それはすでに決めているからだろう。戦うことを。
最後の最後まで諦めない。そういう風に決断した。
「(……やっぱり、あの苛木ちゃんはなんかおかしいよね)」
身は縮こまらせても頬は膨らませて、小動物のようにぱくぱくぱくぱく。思うのは苛木のこと。
彼女のために、あと『街』の皆のために戦うとは決めたけど、気になるものは気になるのであった。
「とにかく、お前が言うにはあいつは『崩壊組』じゃねえんだな? ただ純粋にお前だけを狙ってここに来た、って。そういうことでいいのか?」
「…………(こくりと頷く)」
「確かに『助けてやる』だの言ってたが……何からだよ。俺らからか? ま、我ながら善人にゃ見えねえとは思うけどさ……」
「特に戦部君とかね。さっきの顔なんて完全にチンピラだったぜ」
「え、マジで? ……そうか、そんなに人相悪いのか俺は……」
「ボクはセンドが一番悪役っぽい顔と思うけどー」
「オクラ君はあれだよね、ゾンビ映画でゾンビの列に紛れてそうな顔だよね」
「ちゃんとした役すらもらえてねーじゃねえか! そんなにボクの顔は特徴がないのかーっ!?」
「いや死後三十日って顔してる」
「ちくしょう強調されてたのはゾンビって方かーっ!? どんな顔だよー!」
「鏡でも見れば?」
「うわああああんトーカぁっ! センドがボクのことイジめるよ助けてーっ!!」
「うるせえよ誕弾。俺らが今隠れてるってこと忘れてんのかお前」
「くそう味方がいねえー!!」
「あっ、あの!!」
アルコは声を上げた。そろそろ止めないとどこまでも脱線しそうだったので。
「うる……どうした?」
「(……今絶対に『うるせえ』って言いかけたなこの人)え、えっと……」
声を上げたはいいが、肝心の台詞が思いつかない。
『この「街」を助けるために力を貸して下さい』……言うのは簡単なのだが。
「(……あれ? あたしって今、全然信用ない?)」
少年たちからすれば、アルコは敵を庇う立場不明の人間だ。最悪、スパイと思われていてもおかしくない。
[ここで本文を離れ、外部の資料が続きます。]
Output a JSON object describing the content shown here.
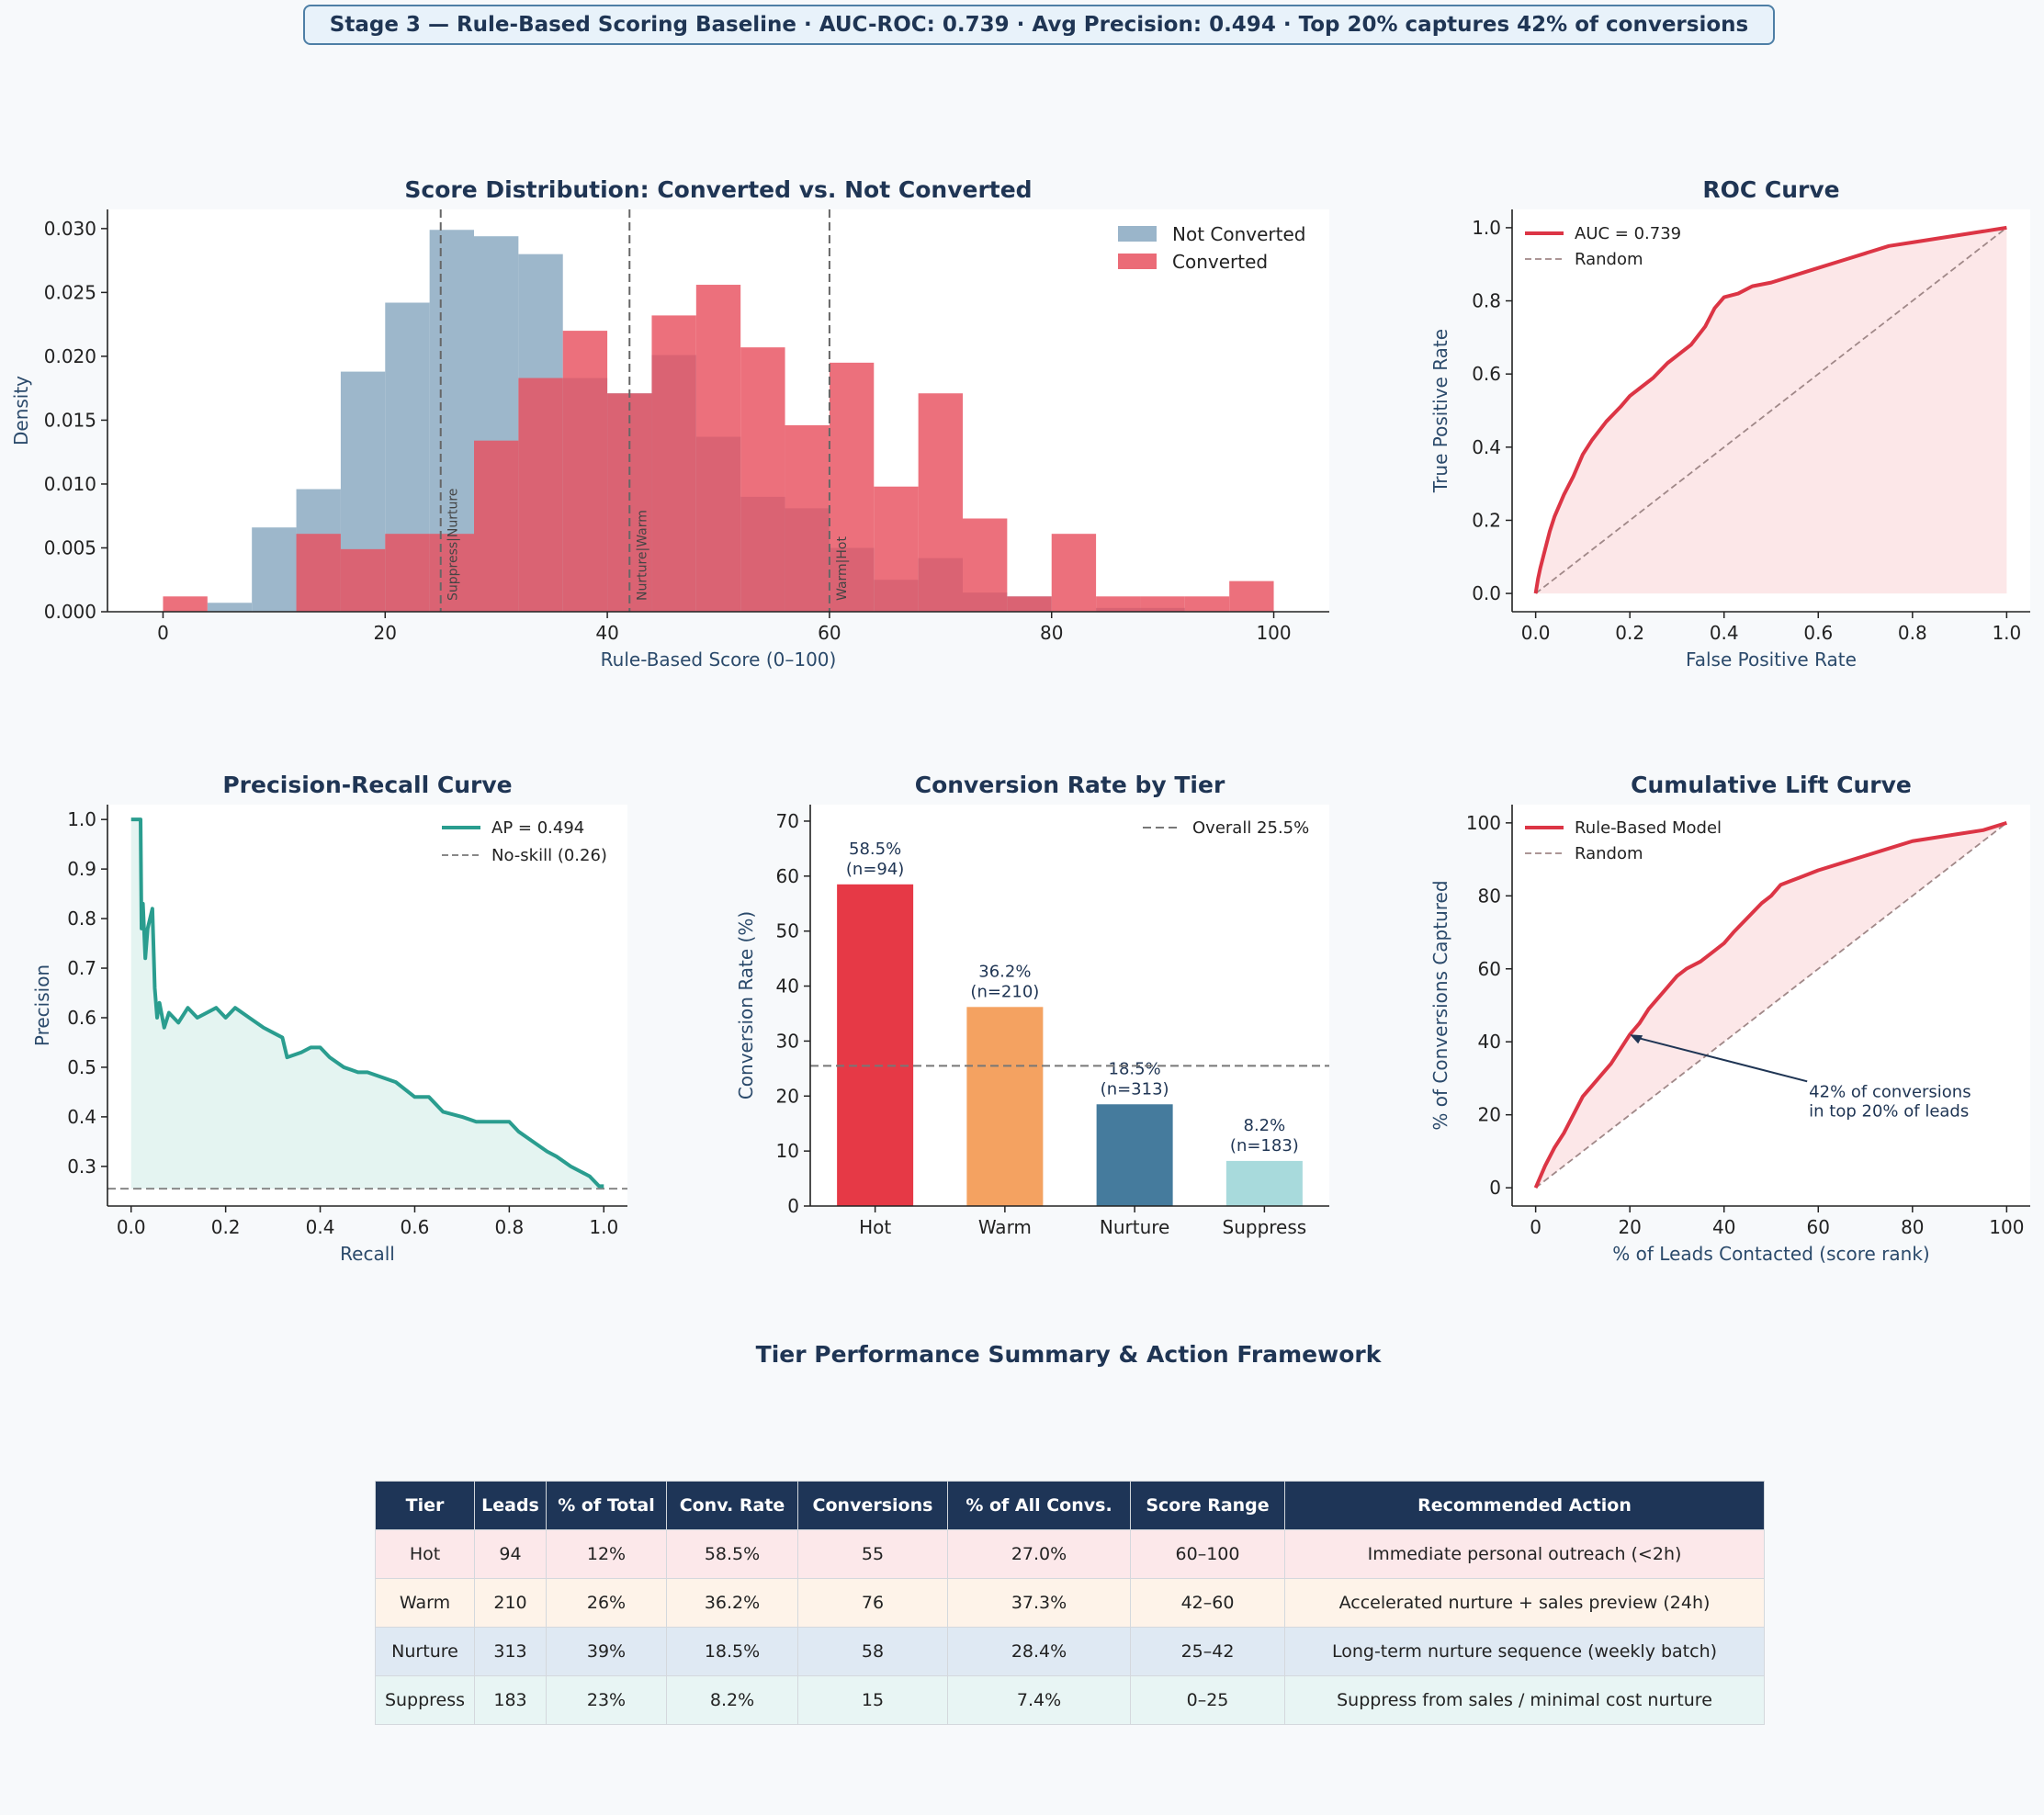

そんな人間からの協力要請。アルコが少年たちの立場だったらどうするか、という話だ。
「(で、でもっ、言わなきゃどうしようもなんない……ダメ元でも、言わなきゃ)」
発想の転換だ。無理に信じさせなくてもいい。アルコの目的は『ルブナイキ』と馴れ合うことではなく、その力を貸してもらうことだけなのだから。それだけに力を注ぐ。
「(……雇うんだ)」
必要なのは、対価。力を貸してもいいと思えるほどの、対価がいる。
何せ、『街』を丸ごと救うという大仕事だ。それ相応の報酬は用意しなければ、少年たちも納得しないだろう。
では、それは一体何だ。
全国指名手配犯『ルブナイキ』が望むもの……それを探れ。
「(……指名手配? そっ、そうだ、これなら!)」
アルコは手の中のハンバーガーに目を落とす。
ロボット、『雪風一号』が背負っていたリュックサックから出てきた食料。『ルブナイキ』が指名手配犯である所以であり、彼らを指名手配犯たらしめているもの。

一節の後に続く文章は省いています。